Mientras caminábamos por la acera, las luces de la calle encima de nosotros zumbaron. Nos acercamos a la puerta de mi departamento y él se volvió tímido. Se rascó la parte posterior de la cabeza, se veía tan juvenil.
—Bueno, Hermosa Bella, ¿crees que podría llamarte en algún momento? —me preguntó.
Llevé mi labio inferior entre mis dientes y asentí, intentando no lucir tan emocionada, porque no quería hacerme ilusiones. Soy tímida, y no es como si nunca he salido en citas, o como si no hubiera besado chicos antes, pero cuando se trata de citas todavía soy nueva en el juego.
Él sacó su celular, y le dije mi número. Él presionó enviar, y mi teléfono sonó. —Ahora tienes el mío —me dijo.
Se inclinó hacia delante y sus labios cayeron suavemente en mi mejilla. —Dulces sueños —me susurró mientras se caminaba hacia atrás sonriéndome con su hermosa sonrisa. No podía apartar mis ojos de él, y parecía que él tampoco podía. No fue sino hasta que tropezó con la boca de incendios.
Me tenté. Me reí sin control ante su metedura de pata. Se rió conmigo, y yo me fui arriba y me dormí. Tuve dulces sueños, y no me quité la sudadera. Me envolví con su aroma y reproduje el mejor beso de mi existencia. Incluso si fue sólo un beso en la mejilla.
Traté fuertemente en no pensar en él. No hacerme ilusiones. Quizás él nunca me llamara. Todo lo que podía conseguir era esta perfecta noche, y no quiero arruinarla por preocuparse de más sobre si va o no a llamarme.
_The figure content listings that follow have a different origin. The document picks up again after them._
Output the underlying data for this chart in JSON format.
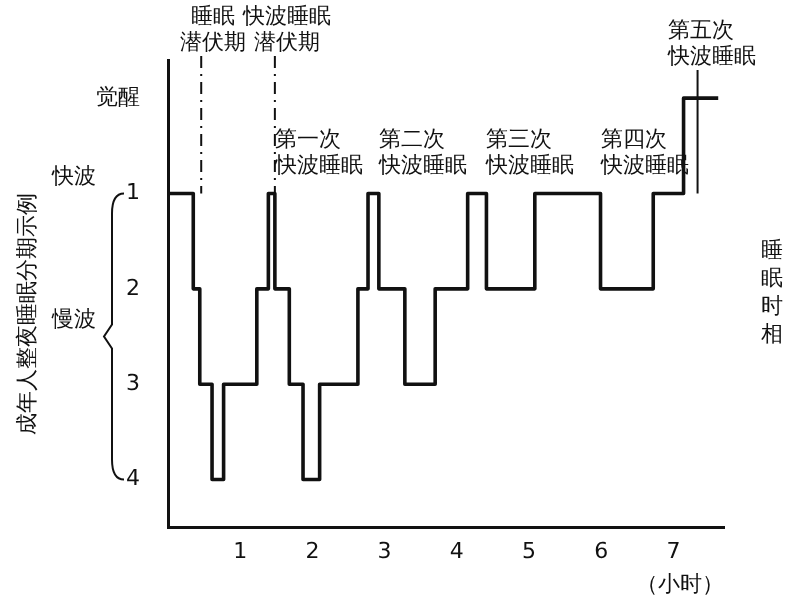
{
  "chart_data": {
    "type": "step",
    "x": [
      0,
      0.35,
      0.44,
      0.61,
      0.77,
      1.23,
      1.39,
      1.48,
      1.68,
      1.87,
      2.1,
      2.63,
      2.77,
      2.92,
      3.28,
      3.7,
      4.15,
      4.41,
      5.08,
      5.99,
      6.72,
      7.14,
      7.42,
      7.62
    ],
    "values": [
      0,
      1,
      2,
      3,
      4,
      3,
      2,
      1,
      2,
      3,
      4,
      3,
      2,
      1,
      2,
      3,
      2,
      1,
      2,
      1,
      2,
      1,
      0,
      0
    ],
    "color": "#111111",
    "xlim": [
      0,
      7.7
    ],
    "xticks": [
      1,
      2,
      3,
      4,
      5,
      6,
      7
    ],
    "ylim": [
      4.5,
      -0.4
    ],
    "yticks": [
      {
        "value": 0,
        "label": "觉醒"
      },
      1,
      2,
      3,
      4
    ],
    "xlabel": "（小时）",
    "ylabel": "成年人整夜睡眠分期示例",
    "ref_lines": [
      {
        "axis": "x",
        "value": 0.46,
        "label": "睡眠潜伏期",
        "line_style": "dashed"
      },
      {
        "axis": "x",
        "value": 1.48,
        "label": "快波睡眠潜伏期",
        "line_style": "dashed"
      }
    ],
    "annotations": [
      "快波",
      "慢波",
      {
        "text": "第一次快波睡眠",
        "x": 1.48,
        "y": 1
      },
      {
        "text": "第二次快波睡眠",
        "x": 2.92,
        "y": 1
      },
      {
        "text": "第三次快波睡眠",
        "x": 4.41,
        "y": 1
      },
      {
        "text": "第四次快波睡眠",
        "x": 5.99,
        "y": 1
      },
      {
        "text": "第五次快波睡眠",
        "x": 7.14,
        "y": 1
      },
      "睡眠时相"
    ],
    "grid": false,
    "legend": false,
    "marker": "none",
    "line_style": "solid"
  }
}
Juegos estúpidos.
Estos juegos que jugamos, es una de las principales razones por las que yo no salgo en citas. No puedo soportar las reglas. No me gusta que los chicos parezcan pensar que tienen que esperar tres días antes de llamar a una chica e invitarla a salir de nuevo. O la diferencia entre, citas, ligue y salida. Son simplemente demasiadas reglas con demasiadas excepciones.
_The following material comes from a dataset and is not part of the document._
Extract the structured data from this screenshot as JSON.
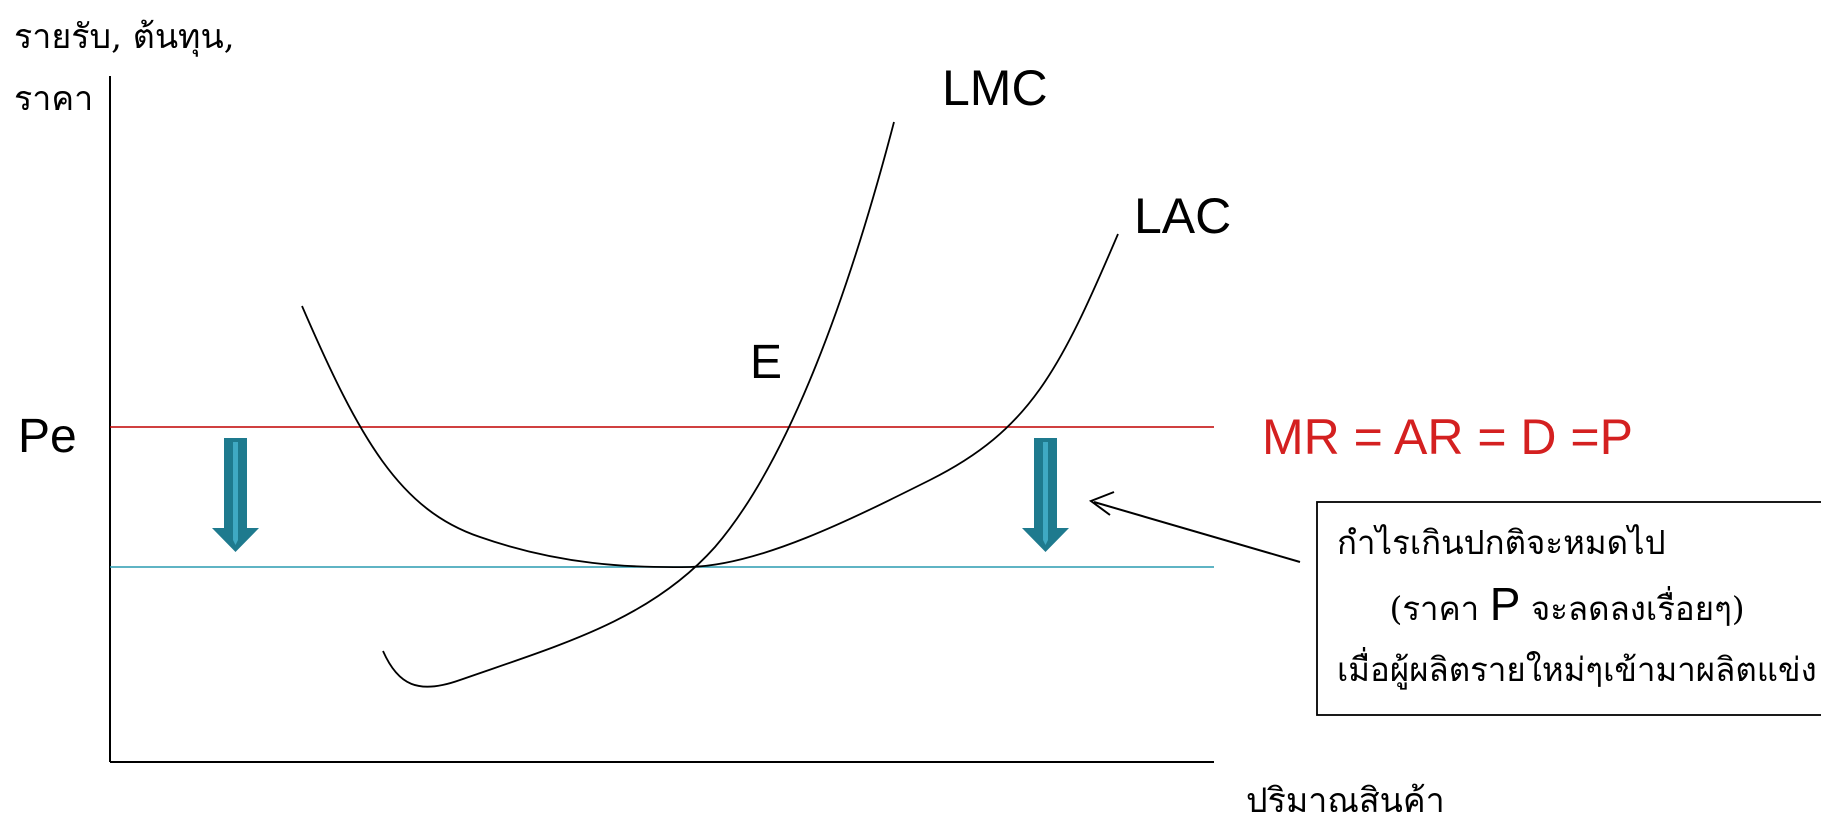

Por Emmett Cullen, sin embargo, me gustaría darle una oportunidad. Porque todo lo que tenía que hacer era batir sus pestañas gruesas y sonreírme, y me tenía como masilla en sus manos.
A la mañana siguiente en mi camino a clase, mi teléfono sonó. Mi estómago se agitó cuando vi su nombre en la pantalla.
—Hola —respondí, tratando de mantener pareja mi voz.
—Hermosa Bella —ronroneó.
—Emmett —sonreí en el teléfono.
—¿Café? —preguntó sencillamente.
—Tengo clases, ¿después? —sugerí, porque no estaba jugando el juego. Nunca lo hacía. Nunca lo haré. Soy un tirador derecho.
La semana pasó con toques inocentes y toques dulces y mucho café e incluso un poco de helado. Todo ello mientras sostenía la mano de Emmett.
Estaba sentada en mi cocina con una taza de café un sábado por la mañana, enfundada en la sudadera de Emmett y unos boxes, el olor a mar y madera todavía estaba allí. Sonó el timbre de la puerta. Alice estaba a la espera de Jasper, ella se escurrió hacia abajo para dejarlo entrar
Me puse de pie para lavar mi taza cuando ellos entraron. Le sonreí a Jasper y mi sonrisa creció aún más cuando, un más grande Emmett, apareció en la puerta. Era como uno de esos momentos que se siente como en cámara lenta.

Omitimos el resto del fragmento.